A phishing campaign targeting French telecommunications provider SFR uses fraudulent emails and SMS to trick customers into entering personal and credit card details on fake “Espace Client” login pages. The attack, designed to harvest banking credentials and 3D-secure codes through fake payment or refund notices, highlights a growing utility billing scam tactic.
SFR “Refund / Unpaid Invoice” Phishing
Target: SFR (Société Française du Radiotéléphone) customers in France
Threat Level: High (Credit Card Skimming & Account Takeover)

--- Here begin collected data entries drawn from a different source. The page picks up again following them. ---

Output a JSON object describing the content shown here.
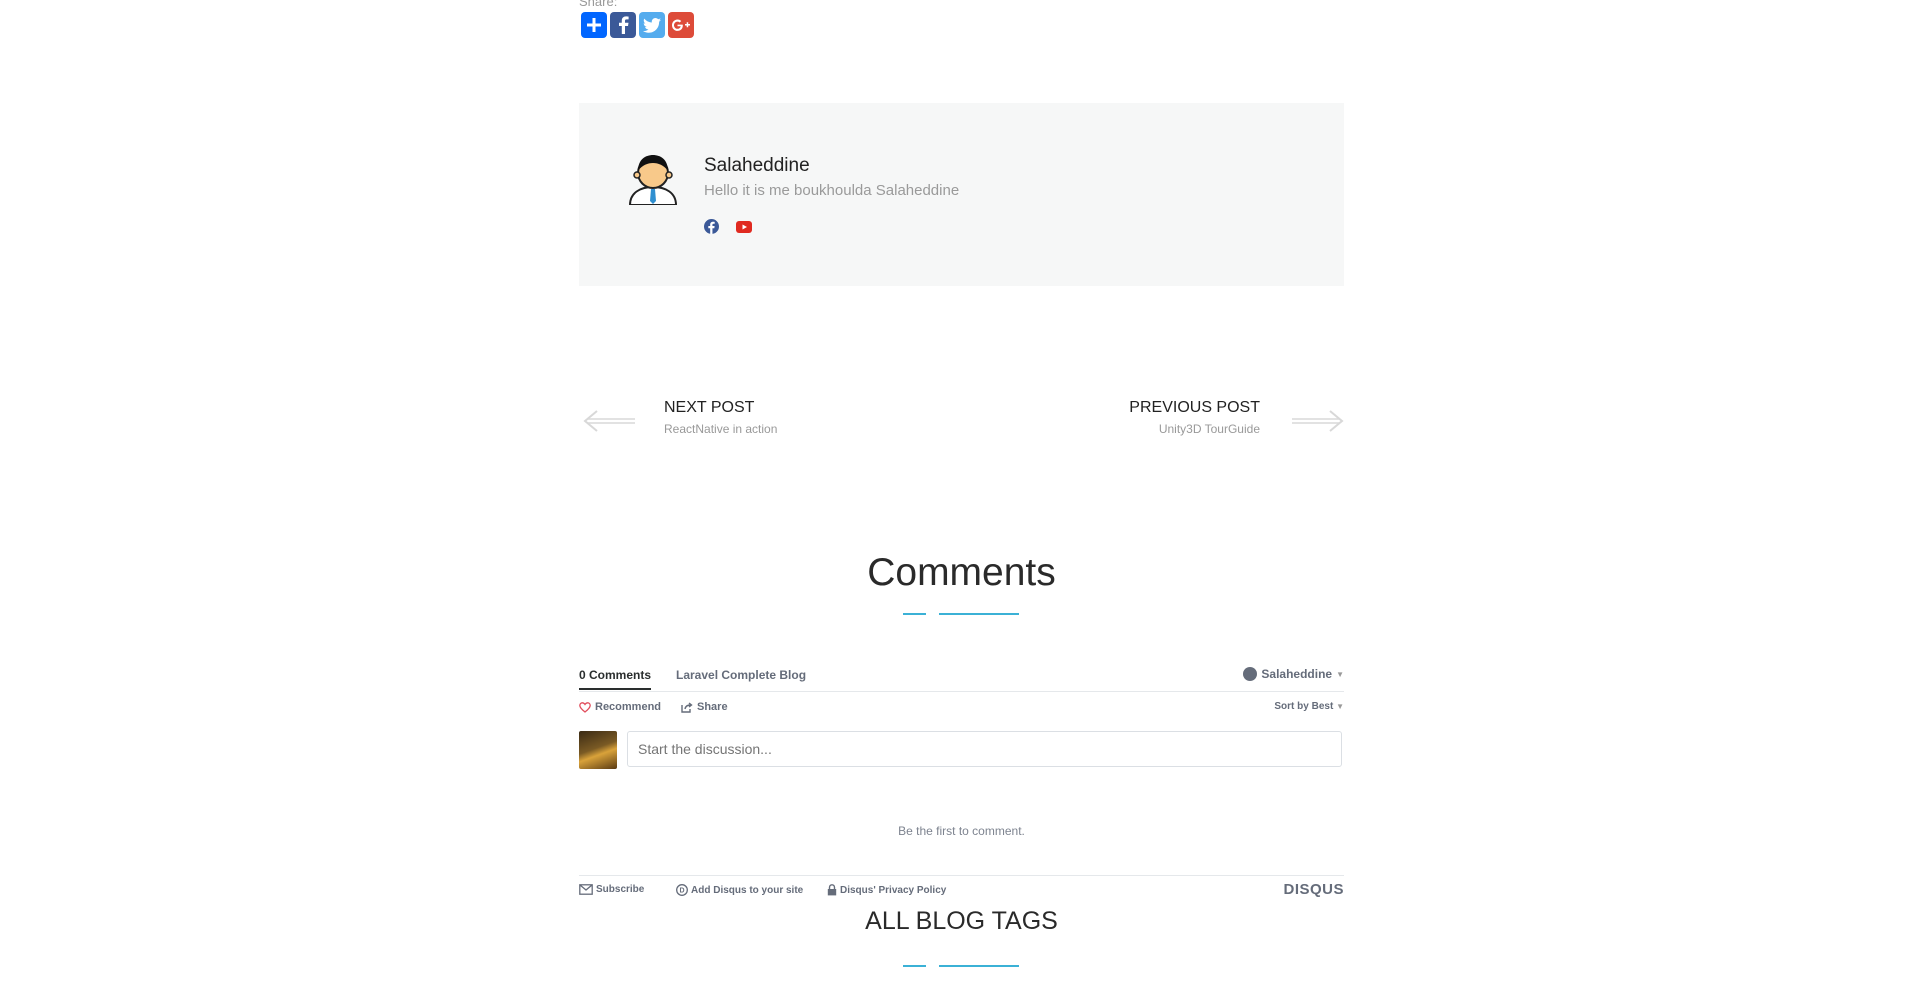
{
  "share": {
    "label": "Share:"
  },
  "author": {
    "name": "Salaheddine",
    "bio": "Hello it is me boukhoulda Salaheddine"
  },
  "post_nav": {
    "next_label": "NEXT POST",
    "next_title": "ReactNative in action",
    "prev_label": "PREVIOUS POST",
    "prev_title": "Unity3D TourGuide"
  },
  "comments": {
    "heading": "Comments",
    "tab_count": "0 Comments",
    "tab_site": "Laravel Complete Blog",
    "user_name": "Salaheddine",
    "recommend_label": "Recommend",
    "share_label": "Share",
    "sort_label": "Sort by Best",
    "input_placeholder": "Start the discussion...",
    "empty_message": "Be the first to comment.",
    "footer": {
      "subscribe": "Subscribe",
      "add_disqus": "Add Disqus to your site",
      "privacy": "Disqus' Privacy Policy",
      "brand": "DISQUS"
    }
  },
  "tags": {
    "heading": "ALL BLOG TAGS"
  },
  "colors": {
    "accent": "#3bb1d6",
    "facebook": "#3b5998",
    "twitter": "#55acee",
    "google_plus": "#dd4b39",
    "addthis": "#0166ff",
    "youtube": "#e02a20"
  }
}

Phishing Method Description
This attack targets users of the French telecommunications provider SFR. Scammers send out Phishing Emails or SMS (Smishing) using two common pretexts:
The Refund Bait: Claiming the user has overpaid their bill and is entitled to a refund (e.g., 50.00€).

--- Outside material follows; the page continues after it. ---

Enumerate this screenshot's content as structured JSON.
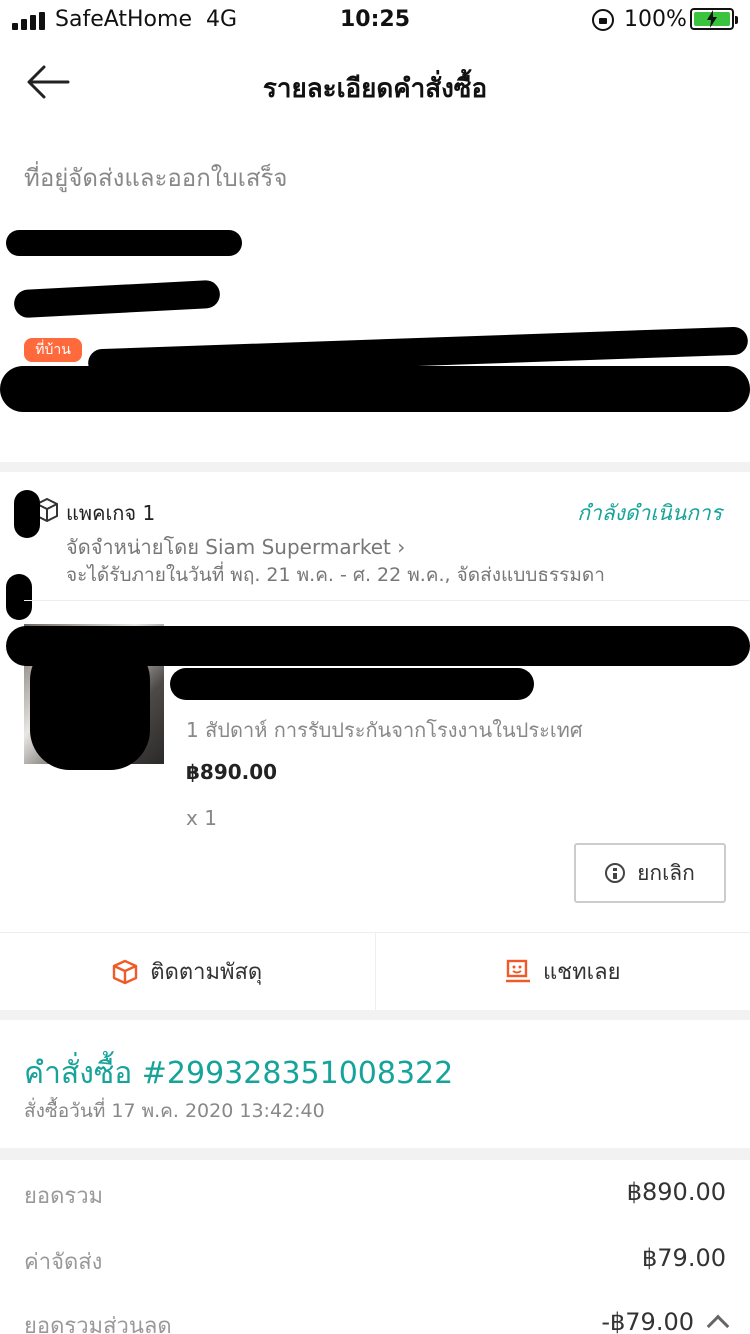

The Payment Failure: Claiming a recent monthly payment failed and services will be suspended unless a small “regularization fee” is paid immediately.
The link leads to a high-fidelity clone of the SFR “Espace Client” portal. This phishing kit is designed to harvest:
Login ID and Password (to access the user’s contract and personal data).
Full Credit/Debit Card Details (Card Number, Expiry, and CVV).
Personal Information (Name, Address, and Date of Birth).
3D-Secure SMS Codes: The fake site intercepts the security code in real-time, allowing the attacker to authorize a much larger fraudulent purchase instead of a “refund” or a small fee.
⚠️ Red Flags to Watch For
Deceptive URL: The official domain is sfr.fr. Phishing sites use lookalikes such as mon-espace-sfr-reglement.com, remboursement-sfr.net, or free hosting subdomains like sfr-client.web.app.
Refund via Credit Card: Legitimate companies like SFR refund overpayments by crediting your next bill or via bank transfer (IBAN). They never ask for your CVV code to “send” you money.
Urgent and Alarming Language: Phrases like “Action requise immédiatement” or “Suspension de ligne” are used to induce panic.
💡 Expert Security Tip: The “Reverse Payment” Illusion
The Method:
This case highlights the “Refund-to-Skimming” tactic. Scammers exploit the psychological “reward” of receiving a refund to lower the victim’s guard.
The Trap:
By asking you to “enter your card details to receive a refund,” the scammers are actually setting up a payment gateway on their end. When you provide your card info and the subsequent SMS code, you aren’t receiving 50€—you are authorizing a payment of potentially hundreds or thousands of euros to the attacker’s account.
How to Protect Yourself:
Refunds go to IBAN: In France, utility and telecom refunds are almost always processed via the bank account (RIB/IBAN) already linked to your contract. If a site asks for your CVV (the 3 digits on the back) to “give” you money, it is always a scam.
Check the “Espace Client” Directly: Never click a link in an email. Go to www.sfr.fr manually or open the “SFR & Moi” app. if there is a real issue or refund, it will be visible there.
Verify the Sender: Official SFR emails come from @sfr.fr or @sfr.com. Be wary of addresses like [email protected] or other generic domains.